Drugbaron Blog

December 9, 2013 comments

Monte Carlo models of drug R&D focus attention on cutting costs – Part 2 (the caveat!)

“So DrugBaron tells me that drug discovery and early stage development is essentially random, and so all I have do is cut costs to the bone.  Then if I have enough shots on goal, even if I don’t really know what Im doing, then I will hit big after a while.  In other words, drug discovery is all about having the right model rather than the right people.
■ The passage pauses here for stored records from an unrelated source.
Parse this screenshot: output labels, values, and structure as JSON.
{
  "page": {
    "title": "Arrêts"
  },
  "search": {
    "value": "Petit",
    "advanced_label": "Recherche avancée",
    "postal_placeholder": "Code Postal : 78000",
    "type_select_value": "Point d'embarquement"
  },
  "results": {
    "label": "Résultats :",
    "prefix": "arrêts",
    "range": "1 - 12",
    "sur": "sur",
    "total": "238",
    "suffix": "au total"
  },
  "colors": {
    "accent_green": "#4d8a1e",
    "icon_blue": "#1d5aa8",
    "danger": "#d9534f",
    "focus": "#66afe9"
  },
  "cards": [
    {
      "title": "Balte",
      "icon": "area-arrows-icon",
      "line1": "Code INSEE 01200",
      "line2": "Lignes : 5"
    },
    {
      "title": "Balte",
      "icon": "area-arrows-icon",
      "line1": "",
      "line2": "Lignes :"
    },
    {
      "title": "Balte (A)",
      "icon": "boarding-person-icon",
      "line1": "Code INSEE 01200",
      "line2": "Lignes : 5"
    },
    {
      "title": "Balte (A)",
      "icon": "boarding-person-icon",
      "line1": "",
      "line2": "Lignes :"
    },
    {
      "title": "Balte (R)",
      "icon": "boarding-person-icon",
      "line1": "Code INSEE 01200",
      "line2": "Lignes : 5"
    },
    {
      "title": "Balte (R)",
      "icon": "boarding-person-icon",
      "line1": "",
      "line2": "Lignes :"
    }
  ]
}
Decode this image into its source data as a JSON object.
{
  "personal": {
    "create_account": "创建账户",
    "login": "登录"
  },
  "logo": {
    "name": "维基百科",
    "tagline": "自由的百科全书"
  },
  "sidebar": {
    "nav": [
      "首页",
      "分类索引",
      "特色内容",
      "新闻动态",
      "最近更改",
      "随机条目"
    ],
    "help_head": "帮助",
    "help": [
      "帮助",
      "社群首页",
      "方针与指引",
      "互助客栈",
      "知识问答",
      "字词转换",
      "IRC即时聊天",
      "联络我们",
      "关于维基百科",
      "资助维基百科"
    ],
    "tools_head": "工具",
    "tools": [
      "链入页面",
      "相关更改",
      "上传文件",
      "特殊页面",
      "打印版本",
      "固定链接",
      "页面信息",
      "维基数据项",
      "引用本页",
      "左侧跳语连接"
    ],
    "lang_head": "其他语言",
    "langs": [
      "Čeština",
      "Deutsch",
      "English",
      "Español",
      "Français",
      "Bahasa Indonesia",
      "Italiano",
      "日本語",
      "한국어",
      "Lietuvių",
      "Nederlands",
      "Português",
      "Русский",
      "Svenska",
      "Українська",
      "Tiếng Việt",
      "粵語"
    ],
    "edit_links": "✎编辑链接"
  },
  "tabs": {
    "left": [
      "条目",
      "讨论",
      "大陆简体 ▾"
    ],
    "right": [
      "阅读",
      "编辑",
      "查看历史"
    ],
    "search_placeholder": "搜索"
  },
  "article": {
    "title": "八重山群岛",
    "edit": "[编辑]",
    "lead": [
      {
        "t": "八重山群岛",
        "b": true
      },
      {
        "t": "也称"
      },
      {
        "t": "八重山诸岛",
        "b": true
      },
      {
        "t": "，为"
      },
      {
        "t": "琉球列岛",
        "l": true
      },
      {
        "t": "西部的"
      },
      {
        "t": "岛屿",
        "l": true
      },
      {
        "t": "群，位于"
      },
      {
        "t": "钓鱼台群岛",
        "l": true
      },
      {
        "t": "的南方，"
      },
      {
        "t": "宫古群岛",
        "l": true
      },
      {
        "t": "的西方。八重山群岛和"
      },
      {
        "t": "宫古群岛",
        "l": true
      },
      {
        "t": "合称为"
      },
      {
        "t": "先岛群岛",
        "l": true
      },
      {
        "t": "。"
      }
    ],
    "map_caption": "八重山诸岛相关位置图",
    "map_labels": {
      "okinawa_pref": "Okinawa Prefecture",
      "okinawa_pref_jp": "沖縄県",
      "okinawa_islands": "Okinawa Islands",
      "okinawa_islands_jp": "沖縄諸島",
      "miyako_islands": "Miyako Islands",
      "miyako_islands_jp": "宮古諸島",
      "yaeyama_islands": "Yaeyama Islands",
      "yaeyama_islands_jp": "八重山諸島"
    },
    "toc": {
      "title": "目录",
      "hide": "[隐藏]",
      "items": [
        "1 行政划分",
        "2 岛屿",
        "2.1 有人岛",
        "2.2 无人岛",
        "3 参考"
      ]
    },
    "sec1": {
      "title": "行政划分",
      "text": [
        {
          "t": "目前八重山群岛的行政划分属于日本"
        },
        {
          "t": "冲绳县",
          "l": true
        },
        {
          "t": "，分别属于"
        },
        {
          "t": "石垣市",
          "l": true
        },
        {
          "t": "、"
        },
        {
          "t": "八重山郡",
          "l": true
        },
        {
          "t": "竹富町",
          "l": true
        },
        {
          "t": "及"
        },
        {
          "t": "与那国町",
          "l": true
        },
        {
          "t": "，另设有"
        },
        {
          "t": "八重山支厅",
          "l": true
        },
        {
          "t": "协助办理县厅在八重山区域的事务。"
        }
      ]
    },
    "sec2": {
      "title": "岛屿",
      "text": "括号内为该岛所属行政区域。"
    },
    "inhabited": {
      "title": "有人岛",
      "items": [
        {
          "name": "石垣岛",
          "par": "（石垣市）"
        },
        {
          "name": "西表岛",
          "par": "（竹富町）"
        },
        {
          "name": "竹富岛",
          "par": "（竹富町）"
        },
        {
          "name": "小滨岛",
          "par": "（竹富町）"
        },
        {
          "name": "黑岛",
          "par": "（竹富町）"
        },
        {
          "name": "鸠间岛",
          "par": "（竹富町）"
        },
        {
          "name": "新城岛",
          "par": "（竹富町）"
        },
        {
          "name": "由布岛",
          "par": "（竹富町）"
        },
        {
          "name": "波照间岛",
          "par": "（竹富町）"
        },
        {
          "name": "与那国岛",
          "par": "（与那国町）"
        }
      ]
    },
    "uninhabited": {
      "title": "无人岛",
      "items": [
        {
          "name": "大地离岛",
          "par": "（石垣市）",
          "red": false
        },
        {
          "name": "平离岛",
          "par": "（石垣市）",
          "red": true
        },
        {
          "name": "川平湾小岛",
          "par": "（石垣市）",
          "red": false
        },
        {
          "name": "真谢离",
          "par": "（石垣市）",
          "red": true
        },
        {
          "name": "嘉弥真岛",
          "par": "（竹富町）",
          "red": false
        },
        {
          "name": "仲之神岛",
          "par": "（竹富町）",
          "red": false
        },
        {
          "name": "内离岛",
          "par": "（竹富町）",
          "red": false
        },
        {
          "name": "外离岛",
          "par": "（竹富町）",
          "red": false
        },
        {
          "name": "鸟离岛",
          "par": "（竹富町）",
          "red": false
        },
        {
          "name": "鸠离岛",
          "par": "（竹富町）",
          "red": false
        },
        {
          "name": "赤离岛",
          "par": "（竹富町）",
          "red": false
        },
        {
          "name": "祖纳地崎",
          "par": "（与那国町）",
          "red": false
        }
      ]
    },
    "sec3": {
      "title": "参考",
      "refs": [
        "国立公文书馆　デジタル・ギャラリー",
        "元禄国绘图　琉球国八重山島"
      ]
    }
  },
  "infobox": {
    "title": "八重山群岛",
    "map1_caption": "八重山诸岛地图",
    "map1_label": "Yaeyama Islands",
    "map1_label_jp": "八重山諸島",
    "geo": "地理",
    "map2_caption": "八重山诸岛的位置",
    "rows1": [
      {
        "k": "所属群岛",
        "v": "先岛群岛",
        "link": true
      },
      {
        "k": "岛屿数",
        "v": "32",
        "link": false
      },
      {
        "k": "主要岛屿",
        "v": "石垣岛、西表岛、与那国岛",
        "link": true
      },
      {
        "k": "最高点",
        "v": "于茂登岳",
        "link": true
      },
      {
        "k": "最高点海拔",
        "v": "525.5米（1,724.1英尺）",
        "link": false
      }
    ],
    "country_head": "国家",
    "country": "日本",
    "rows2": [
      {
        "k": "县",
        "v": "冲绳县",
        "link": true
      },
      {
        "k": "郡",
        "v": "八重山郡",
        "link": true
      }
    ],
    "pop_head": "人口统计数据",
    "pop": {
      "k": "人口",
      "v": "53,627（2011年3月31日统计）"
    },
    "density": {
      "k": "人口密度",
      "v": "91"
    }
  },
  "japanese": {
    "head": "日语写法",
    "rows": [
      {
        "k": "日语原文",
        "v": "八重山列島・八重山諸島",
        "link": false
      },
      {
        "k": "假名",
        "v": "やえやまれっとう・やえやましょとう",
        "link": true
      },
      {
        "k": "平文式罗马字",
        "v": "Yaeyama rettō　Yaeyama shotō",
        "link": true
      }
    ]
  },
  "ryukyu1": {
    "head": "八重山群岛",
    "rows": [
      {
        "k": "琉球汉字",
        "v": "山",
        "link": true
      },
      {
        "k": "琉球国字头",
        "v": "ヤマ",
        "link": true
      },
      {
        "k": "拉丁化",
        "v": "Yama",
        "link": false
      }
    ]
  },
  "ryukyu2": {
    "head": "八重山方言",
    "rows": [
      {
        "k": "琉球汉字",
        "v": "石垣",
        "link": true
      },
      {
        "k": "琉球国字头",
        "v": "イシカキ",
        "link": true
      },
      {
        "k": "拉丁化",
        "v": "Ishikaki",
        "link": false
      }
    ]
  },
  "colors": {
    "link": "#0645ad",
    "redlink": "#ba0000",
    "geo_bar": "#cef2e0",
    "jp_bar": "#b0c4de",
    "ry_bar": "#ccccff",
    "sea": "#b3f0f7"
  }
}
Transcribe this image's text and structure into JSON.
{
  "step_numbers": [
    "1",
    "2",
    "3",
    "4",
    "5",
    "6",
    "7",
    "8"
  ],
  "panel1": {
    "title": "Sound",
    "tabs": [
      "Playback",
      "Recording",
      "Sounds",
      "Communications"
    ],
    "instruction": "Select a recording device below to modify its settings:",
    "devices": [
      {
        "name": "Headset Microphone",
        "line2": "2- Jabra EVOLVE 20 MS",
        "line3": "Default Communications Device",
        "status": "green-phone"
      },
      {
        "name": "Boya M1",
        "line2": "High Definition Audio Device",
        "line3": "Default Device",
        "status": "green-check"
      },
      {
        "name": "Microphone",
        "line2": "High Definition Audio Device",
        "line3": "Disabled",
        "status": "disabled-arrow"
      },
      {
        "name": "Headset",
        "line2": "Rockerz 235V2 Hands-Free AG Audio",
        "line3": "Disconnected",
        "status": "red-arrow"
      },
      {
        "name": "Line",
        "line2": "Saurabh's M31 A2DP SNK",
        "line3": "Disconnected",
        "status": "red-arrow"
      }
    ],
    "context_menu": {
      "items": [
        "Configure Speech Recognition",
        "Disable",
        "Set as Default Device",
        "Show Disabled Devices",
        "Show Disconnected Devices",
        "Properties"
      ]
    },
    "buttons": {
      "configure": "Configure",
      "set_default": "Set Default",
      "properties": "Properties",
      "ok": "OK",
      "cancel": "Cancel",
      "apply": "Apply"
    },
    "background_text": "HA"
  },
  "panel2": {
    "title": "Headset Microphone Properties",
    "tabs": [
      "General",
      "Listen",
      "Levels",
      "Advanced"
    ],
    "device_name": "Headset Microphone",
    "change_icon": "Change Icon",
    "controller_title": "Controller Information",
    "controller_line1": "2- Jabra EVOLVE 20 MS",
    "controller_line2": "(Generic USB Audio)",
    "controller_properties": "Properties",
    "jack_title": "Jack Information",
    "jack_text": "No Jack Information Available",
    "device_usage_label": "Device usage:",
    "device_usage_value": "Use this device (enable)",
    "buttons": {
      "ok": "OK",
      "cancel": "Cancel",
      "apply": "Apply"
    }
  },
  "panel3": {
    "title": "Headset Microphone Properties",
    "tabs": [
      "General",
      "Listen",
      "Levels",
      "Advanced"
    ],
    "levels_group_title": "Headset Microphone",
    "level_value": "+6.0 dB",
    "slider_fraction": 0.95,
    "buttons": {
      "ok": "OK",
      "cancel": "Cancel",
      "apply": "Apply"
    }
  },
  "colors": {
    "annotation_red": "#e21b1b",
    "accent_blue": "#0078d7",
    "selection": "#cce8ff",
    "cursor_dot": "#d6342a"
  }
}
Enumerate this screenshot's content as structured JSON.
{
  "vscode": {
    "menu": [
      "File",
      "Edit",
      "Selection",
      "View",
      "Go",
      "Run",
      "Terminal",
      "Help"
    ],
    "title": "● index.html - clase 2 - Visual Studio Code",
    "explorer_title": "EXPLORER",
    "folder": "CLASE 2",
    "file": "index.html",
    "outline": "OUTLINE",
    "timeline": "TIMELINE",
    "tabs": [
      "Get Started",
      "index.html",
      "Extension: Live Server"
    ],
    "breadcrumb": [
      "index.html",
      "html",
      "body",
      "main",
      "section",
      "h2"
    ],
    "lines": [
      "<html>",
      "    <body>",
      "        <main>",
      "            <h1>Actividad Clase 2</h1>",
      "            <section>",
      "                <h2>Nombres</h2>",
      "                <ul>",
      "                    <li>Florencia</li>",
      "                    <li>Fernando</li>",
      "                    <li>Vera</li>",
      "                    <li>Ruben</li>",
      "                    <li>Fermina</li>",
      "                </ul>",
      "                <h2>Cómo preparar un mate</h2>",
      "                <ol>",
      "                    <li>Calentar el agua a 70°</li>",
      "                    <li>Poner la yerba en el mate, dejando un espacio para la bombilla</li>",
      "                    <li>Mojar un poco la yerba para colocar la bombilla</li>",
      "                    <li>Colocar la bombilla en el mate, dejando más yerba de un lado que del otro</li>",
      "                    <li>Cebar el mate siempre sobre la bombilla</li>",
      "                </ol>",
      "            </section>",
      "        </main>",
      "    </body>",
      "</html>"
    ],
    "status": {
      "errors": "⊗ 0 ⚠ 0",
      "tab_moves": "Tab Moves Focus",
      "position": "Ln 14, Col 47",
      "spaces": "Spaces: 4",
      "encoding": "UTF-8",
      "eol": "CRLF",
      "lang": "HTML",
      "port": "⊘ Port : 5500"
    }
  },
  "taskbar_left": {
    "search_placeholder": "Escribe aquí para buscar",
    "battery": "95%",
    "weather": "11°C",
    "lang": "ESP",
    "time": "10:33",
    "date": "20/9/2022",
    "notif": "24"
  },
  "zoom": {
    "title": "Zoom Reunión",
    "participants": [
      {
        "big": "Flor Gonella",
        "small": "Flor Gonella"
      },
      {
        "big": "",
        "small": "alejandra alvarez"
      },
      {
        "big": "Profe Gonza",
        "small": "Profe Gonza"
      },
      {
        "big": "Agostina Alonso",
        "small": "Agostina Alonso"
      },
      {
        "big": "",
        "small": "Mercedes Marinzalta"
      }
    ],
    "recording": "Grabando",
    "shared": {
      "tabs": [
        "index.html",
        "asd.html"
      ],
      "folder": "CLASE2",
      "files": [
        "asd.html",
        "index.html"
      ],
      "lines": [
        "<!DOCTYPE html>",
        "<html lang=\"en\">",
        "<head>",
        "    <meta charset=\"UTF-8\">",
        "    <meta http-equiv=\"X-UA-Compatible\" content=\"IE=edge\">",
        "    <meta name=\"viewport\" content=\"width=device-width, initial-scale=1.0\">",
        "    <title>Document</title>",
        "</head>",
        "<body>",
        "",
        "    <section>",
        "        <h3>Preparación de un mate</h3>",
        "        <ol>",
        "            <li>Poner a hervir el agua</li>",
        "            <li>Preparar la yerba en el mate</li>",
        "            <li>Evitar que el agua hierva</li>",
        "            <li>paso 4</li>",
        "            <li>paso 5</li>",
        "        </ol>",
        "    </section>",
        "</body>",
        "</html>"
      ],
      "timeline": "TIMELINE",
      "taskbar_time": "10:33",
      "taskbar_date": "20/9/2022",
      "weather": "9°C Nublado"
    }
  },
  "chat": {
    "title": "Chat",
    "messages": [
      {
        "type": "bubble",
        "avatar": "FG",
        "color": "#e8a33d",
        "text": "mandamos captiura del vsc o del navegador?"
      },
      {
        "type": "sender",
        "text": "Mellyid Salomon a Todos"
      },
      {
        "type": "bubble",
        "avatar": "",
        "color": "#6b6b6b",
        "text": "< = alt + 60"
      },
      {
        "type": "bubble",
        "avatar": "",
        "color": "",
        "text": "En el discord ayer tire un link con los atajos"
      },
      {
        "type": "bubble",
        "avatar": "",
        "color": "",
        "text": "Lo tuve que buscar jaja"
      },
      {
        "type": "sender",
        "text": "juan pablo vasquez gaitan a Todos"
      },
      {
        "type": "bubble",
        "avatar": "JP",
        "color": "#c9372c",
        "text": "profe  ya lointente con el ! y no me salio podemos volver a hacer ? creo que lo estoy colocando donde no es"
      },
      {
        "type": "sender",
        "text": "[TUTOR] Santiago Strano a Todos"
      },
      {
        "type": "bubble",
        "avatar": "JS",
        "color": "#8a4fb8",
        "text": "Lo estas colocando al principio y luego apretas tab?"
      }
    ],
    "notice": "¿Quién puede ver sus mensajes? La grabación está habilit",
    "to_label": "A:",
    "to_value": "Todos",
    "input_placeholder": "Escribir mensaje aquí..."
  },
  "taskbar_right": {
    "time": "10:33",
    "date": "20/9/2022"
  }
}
Great!”

Dead wrong.  Doing drug discovery with the costs pared to the bone is definitely a job for the experts

It is actually much harder than doing drug discovery and early development the conventional, high cost, way.  Cutting costs means doing less experiments – which means basing your decisions on less data.  Rigorously selecting, then, which are the pieces of data that yield the most actionable data per dollar spent is a sophisticated ask.  Its certainly not formulaic – it differs for every different drug discovery or development program.  Only rockstar analysts with a comprehensive understanding not just of each part of the discovery and development process, but with an insight into the overall pathways development might take, has any chance of succeeding in the highly resource-constrained environment.

The protection against making the wrong selection is just to do more experiments (and spend more money).  If you take all possible development paths in parallel, you will be completely protected against making the wrong selections (since you didn’t make any, you just dialled up the “by the book” development plan) – but at the cost of generating many bits of data that were neither essential or actionable, at least at the stage in the development process when you acquired them.  More capital at risk early means lower R&D productivity.

And if designing minimum-cost discovery and development plans is a specialist job, its not the only requirement for sophisticated insight to make the model work.  Inherent in the mathematical models are two factors that require skill: firstly, the model assumes that 50% of the doomed candidate projects are eliminated before starting (mimicking the selection of projects to initiate) – something that requires experience and in-depth scientific knowledge to deliver in practice.  Second, and even more important, there is a cut-off in terms of decision quality BELOW which cost is no longer the dominant factor.  That quality threshold is somewhere around getting two decisions out of every three spot-on.  That may be the domain in which the best drug developers are working, but it is not the kind of decision quality you can expect for ordinary mortals.

Lastly, the mathematical models assume PERFECT execution.  Fallibility is built into the kill/continue decision-making process (through the introduction of false-positive and false-negative rates) BUT no failure is permitted in the action part of each action-decision pair.  It is absolutely critical to success that none of the “working” projects are destroyed by simply choosing to do the wrong experiment, or doing it so badly that it yields the wrong answer.

Poor execution will kill returns even quicker than higher costs

Rockstar drug developers, then, remain the sine qua non in this brave new world of low cost development, just as in conventional R&D infrastructures.  In fact, it is even more demanding.  Concluding that early discovery and development has a large random component, perhaps counter-intuitively, RAISES the value of the genius players even higher.  Delivering success through asset-centric investing at Index Ventures then is every bit as much about the quality of our Index Drug Developers as it is about having the right model.

Worse, if other people followed the model (drastically cutting costs) without having the talented people – and not just any talent, but the talent to make the right selections of what to do when resources become hyper-constrained – then they will perform LESS well for adopting the model than with their conventional R&D infrastructure.

Quite simply, how far costs can be cut within a given organization (following the DrugBaron principle of cutting cost per project, rather than simply reducing the number of projects to save cash) is determined by the quality of the drug developers.

DrugBaron’s simple conclusion, that the ultimate focus should be on cutting costs, needs a caveat: it should say, provided you have access to talented drug developers, experienced at working this model, then (and only then) will adopting an unrelenting focus on cutting costs per project deliver significant productivity gains.  After all, there is no substitute for genius, no free lunch for choosing the right investing model without also choosing the right assets and teams to invest in.  The “kill the losers” strategy is not a panacea for inferior quality, but a turbocharger for those possessed of the necessary talent already.